Save £500 a year by joining ‘national mission’ to cut energy use, Jeremy Hunt tells public

Households can save £500 off their heating bills if they join “a national mission” to cut energy use by 15 per cent in response to Russia’s “blackmail”, Jeremy Hunt says.

The chancellor urged the public to “play your part” by following government tips to hit the target – in stark contrast to Liz Truss’s refusal to copy the EU by putting out official advice.

Giving evidence to MPs, Mr Hunt said the public has been given “a cushion” with the extension of the freeze on domestic bills, albeit £500 higher at a typical cost of £3,000 a year.

But he warned that support will end in spring 2024 – regardless of energy prices at that point – saying, of the 15 per cent target: “That is for every household.

“We think the £500 we are offering to help people save next year at current gas prices, if people do the 15 per cent they could save that £500 themselves in the amount they pay in the years to follow.”

Mr Hunt said: “We do need people to change their behaviour”, adding: “It is a national mission to make sure that we can’t be blackmailed by people like Putin.

“In the end everyone is going to have to take responsibility for their energy bills and they’re going to have to think about how they’re going to reduce their energy consumption.”

The chancellor also promised “a social tariff” from 2024 – to deliver lower energy bills to “all people equally on low incomes” – while stressing the technical difficulty.

It would involve “marrying” tax and benefits data, but, he said: “That’s a very difficult operational challenge, but that’s the direction we want to go.”

Earlier, the chancellor failed to deny he was the source behind a claim the UK will seek a “Swiss-style deal” to improve the Brexit agreement – but insisted he did not brief that is his aim.

Mr Hunt also revealed he has asked his officials to explore how much would be raised by scrapping non-dom status – in an apparent attempt to scotch Labour’s claim it would bring in £3bn a year.

He argued non-doms currently pay around £8bn a year and defended the tax loophole – exploited by Rishi Sunak’s wife – telling MPs: “Ireland has a non-dom regime.
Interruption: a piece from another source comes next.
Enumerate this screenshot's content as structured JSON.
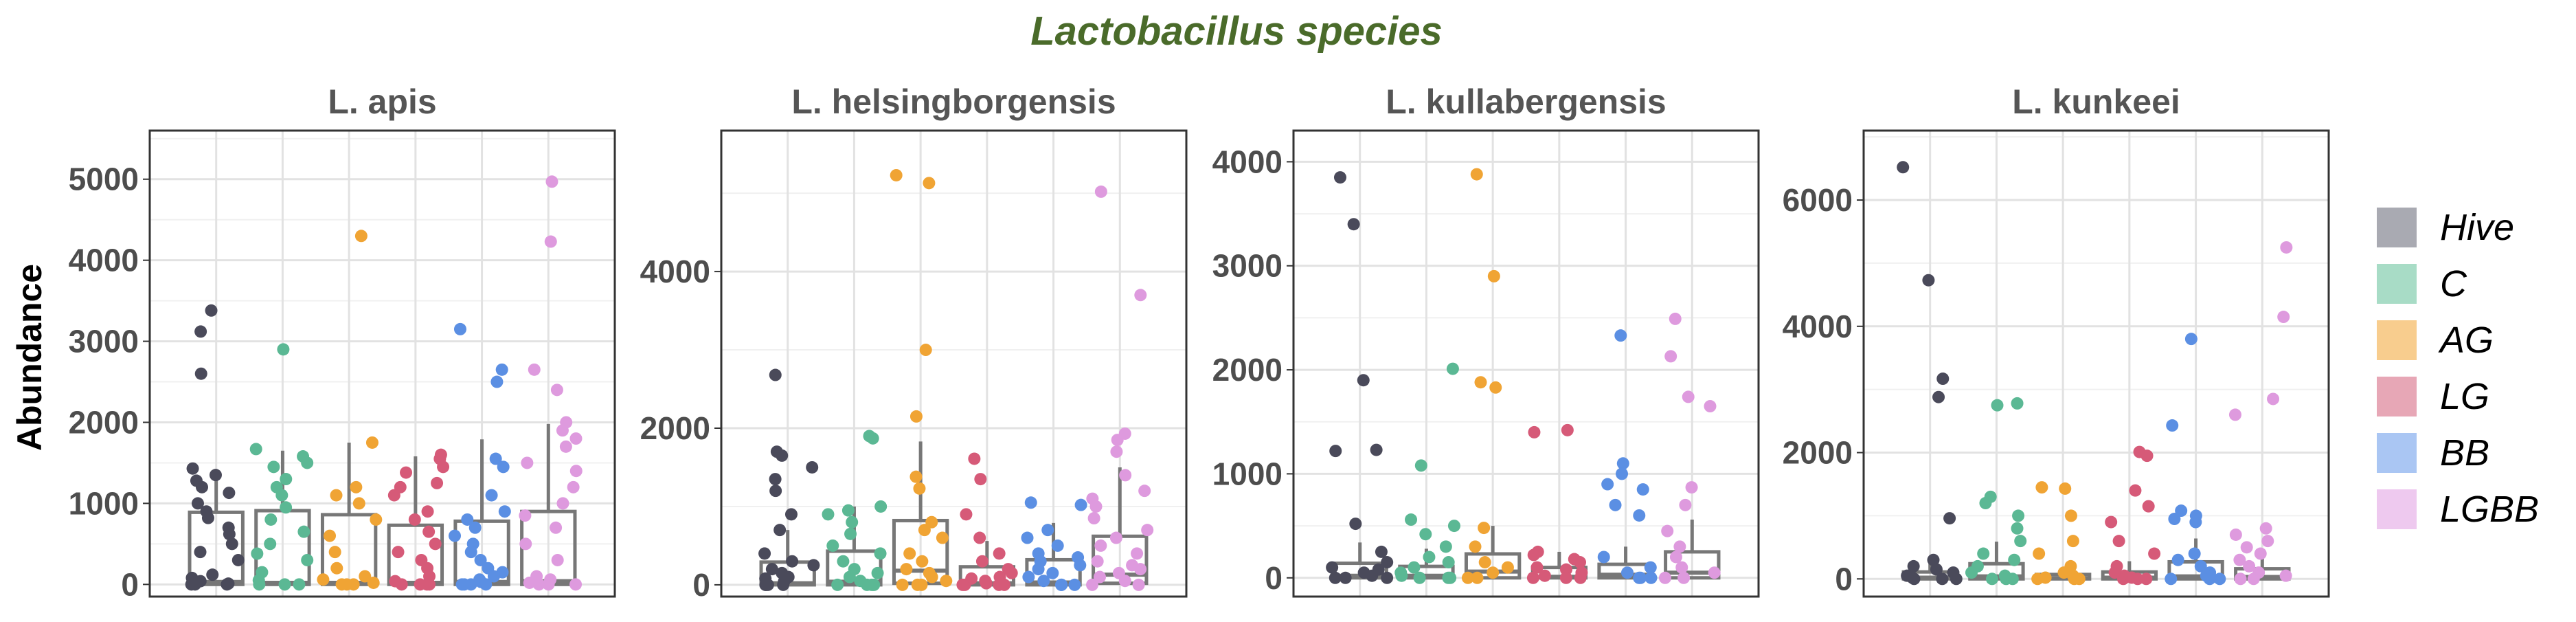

France has a non-dom regime.

“These are people who are highly mobile and I want to make sure that we don’t do anything that inadvertently loses us more money than we raise.”

The chancellor also defended his decision, in last week’s autumn statement, to cut a banking tax by reducing the “surcharge rate” from 8 per cent to 3 per cent.

It was fair in the context of the increase in Corporation Tax from 19 to 25 per cent. “If you add in 3 per cent surcharge, as it is, they are paying higher marginal rates on their profits,” Mr Hunt said.